Shropshire Homes has applied to squeeze more homes onto the former quarry site on Fishmore Road. It currently has approval for 73 homes and the plans are to add an extra five. This will give this a brownfield site a density of 43 dwellings a hectare. The Foldgate Lane greenfield development is by contrast a mere seven dwellings a hectare. Fishmore Quarry will provide just 4.5 sqm of accessible open space for each household. Foldgate Lane will have 850 sqm of accessible open space per household.

It is a tale of two housing estates and a tale of our times. Urban brownfield developments are getting ever more crowded, often less attractive, while attractive spacious greenfield developments sprawl outwards across open countryside.

Shropshire Homes has permission to build 72 homes on the former quarry site. It is a derelict site much in need of redevelopment or being given over to an alternative use. This site has had outline planning permission for 94 homes since around 2006. Planning permission for 74 homes, again in outline, was granted in February 2019 (16/03096/OUT). In November 2019, full planning permission was granted for 71 homes (19/02060/REM).

An extra dwelling was added after a subsequent application was approved (19/05374/FUL).

In the latest application, Shropshire Homes wants to add an additional six homes to the scheme, taking the total to 78 (20/01326/FUL). An approved terrace of seven houses will be extended to eight. Five extra apartments will be squeezed into two approved apartment blocks.

This site gets more crowded and I remain concerned about the lack of accessible public open space. These proposals do not diminish the publicly accessible open space available but do increase the number of households that will have to share it. The only space planned for around 200 residents to stretch their legs measures half the size of a football pitch.

The contrast between this site and the Foldgate Lane housing development could not be greater.

Foldgate Lane is a greenfield site with considerable accessible open space, nearly 12 hectares. That is around 850 sqm for each of the 137 households. In contrast, most of the open space on the brownfield Fishmore quarry site is behind the houses on the quarry face. This will be fenced off for safety. The 78 households will have to share just one third of a hectare – around 4.5 sqm each – accessible open space.

Fishmore Quarry is not a deluxe development of executive homes.

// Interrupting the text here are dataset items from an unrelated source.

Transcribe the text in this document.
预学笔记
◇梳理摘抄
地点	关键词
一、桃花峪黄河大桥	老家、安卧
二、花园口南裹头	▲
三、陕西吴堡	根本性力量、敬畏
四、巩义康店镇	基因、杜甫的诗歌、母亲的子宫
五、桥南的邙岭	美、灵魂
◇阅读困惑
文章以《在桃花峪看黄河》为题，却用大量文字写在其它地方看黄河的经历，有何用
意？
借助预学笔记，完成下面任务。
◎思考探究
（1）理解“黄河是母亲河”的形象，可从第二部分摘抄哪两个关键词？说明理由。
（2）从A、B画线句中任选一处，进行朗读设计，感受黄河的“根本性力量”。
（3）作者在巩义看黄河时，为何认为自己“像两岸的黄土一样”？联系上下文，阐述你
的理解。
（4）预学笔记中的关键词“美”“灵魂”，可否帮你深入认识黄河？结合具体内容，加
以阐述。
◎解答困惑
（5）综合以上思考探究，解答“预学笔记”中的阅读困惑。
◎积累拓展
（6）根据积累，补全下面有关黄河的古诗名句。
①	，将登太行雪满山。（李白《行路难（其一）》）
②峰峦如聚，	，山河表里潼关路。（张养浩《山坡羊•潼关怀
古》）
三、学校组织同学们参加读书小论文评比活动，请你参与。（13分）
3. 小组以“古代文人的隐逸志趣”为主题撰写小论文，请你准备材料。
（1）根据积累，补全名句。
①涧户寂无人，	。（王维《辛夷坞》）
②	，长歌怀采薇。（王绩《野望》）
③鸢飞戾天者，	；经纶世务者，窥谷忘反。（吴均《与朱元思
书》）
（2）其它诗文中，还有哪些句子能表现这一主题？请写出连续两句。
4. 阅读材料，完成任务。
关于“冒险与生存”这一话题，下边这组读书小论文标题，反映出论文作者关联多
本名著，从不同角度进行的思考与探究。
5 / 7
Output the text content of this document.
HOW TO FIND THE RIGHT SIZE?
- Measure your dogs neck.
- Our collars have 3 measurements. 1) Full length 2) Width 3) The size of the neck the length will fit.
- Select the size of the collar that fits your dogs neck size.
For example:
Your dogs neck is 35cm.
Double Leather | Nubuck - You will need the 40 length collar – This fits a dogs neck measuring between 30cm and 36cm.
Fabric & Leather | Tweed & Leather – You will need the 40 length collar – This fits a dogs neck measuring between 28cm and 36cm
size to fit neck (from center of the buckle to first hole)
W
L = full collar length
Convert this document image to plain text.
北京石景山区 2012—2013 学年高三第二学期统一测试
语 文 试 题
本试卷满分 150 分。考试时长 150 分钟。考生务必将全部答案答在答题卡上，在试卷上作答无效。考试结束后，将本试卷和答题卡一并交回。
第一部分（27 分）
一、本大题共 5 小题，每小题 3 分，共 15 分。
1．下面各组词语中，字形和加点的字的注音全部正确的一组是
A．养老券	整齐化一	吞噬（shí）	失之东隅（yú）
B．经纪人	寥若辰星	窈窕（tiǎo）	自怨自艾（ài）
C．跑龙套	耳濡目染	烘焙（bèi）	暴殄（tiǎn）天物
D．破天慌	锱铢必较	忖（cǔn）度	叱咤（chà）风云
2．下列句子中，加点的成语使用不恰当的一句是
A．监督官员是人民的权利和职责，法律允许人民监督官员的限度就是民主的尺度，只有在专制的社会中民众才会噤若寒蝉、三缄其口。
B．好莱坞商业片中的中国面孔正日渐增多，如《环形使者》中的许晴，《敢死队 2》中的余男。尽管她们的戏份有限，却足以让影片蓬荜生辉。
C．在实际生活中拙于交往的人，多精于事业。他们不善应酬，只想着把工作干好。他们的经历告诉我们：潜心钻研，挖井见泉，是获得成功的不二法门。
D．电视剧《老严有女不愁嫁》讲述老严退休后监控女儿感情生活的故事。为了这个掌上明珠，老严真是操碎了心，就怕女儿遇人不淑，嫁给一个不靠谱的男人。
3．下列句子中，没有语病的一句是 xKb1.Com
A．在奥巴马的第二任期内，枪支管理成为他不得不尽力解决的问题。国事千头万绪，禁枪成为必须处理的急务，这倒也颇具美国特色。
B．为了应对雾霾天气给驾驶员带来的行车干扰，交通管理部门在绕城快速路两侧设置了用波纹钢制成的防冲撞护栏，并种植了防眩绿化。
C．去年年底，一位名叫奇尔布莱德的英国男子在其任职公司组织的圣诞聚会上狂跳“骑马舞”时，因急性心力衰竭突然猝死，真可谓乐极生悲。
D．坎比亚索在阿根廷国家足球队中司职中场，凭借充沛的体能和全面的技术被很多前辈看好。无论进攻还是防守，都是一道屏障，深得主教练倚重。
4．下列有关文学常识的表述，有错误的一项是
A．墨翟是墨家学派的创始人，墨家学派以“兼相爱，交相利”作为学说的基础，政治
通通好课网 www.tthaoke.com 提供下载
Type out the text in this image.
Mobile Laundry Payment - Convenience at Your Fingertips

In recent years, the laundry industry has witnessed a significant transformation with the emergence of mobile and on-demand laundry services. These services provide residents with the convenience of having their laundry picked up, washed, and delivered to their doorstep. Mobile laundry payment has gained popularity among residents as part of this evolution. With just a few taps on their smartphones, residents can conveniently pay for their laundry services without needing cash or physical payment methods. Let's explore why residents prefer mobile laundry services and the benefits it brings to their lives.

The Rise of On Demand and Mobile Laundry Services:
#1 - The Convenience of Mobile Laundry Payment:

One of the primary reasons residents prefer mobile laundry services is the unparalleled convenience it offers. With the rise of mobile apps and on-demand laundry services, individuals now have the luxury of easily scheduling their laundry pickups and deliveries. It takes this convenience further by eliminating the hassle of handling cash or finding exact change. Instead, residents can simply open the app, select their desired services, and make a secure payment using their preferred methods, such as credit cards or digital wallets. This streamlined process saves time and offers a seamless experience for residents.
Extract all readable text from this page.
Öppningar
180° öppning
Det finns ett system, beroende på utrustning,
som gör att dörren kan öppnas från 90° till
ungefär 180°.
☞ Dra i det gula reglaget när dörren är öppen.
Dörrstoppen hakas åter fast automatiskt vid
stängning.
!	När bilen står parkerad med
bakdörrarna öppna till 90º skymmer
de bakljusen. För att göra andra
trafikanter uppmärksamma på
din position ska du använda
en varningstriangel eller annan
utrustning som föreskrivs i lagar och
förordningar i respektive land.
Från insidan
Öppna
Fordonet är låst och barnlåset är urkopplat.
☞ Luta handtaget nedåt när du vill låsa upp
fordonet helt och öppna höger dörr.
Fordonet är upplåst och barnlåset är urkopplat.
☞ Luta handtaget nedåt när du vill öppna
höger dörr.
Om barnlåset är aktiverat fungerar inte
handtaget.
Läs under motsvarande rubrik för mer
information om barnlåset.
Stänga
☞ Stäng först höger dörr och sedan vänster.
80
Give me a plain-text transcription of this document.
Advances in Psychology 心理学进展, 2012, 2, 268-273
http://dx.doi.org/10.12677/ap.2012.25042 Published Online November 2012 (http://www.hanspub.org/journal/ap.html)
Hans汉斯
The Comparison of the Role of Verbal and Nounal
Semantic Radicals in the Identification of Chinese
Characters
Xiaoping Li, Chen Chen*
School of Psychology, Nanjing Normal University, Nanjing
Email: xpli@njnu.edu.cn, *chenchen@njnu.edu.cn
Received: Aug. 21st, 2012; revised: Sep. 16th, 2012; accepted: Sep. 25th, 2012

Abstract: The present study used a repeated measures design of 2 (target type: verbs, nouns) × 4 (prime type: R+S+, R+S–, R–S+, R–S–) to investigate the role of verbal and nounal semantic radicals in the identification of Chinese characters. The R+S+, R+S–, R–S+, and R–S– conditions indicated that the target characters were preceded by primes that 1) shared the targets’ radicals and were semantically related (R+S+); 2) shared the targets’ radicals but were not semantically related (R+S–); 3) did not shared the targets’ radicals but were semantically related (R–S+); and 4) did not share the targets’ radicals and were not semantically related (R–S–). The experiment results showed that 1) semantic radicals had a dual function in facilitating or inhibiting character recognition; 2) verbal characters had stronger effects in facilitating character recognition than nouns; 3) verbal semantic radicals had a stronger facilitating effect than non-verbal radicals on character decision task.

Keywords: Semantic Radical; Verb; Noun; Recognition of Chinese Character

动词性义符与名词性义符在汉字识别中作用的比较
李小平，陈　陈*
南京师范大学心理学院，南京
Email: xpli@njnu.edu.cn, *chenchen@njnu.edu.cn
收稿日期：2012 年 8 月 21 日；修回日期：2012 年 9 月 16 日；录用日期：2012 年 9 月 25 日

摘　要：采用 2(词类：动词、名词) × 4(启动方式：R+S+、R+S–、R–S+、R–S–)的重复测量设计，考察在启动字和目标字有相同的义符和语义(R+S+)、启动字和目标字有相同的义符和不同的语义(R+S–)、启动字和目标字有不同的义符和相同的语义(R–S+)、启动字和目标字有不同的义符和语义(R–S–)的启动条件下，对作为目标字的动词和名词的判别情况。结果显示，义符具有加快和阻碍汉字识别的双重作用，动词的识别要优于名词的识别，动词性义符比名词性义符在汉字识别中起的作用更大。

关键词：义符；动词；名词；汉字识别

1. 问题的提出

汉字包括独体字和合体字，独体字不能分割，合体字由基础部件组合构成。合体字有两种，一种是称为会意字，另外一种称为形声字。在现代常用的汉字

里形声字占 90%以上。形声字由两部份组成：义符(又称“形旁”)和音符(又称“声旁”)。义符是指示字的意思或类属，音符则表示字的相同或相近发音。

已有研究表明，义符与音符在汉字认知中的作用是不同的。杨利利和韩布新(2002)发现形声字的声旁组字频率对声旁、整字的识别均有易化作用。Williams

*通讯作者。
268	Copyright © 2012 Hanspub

It is a mix of two and three bedroom terraced houses and flats. We need small housing units like this in Ludlow. But residents also need open space. That is a dilemma of our times. We need to build housing, especially small housing, but we also need to have high expectations for the public realm surrounding the houses. The quarry development has had little regard to the public domain. It should not become a model for future development.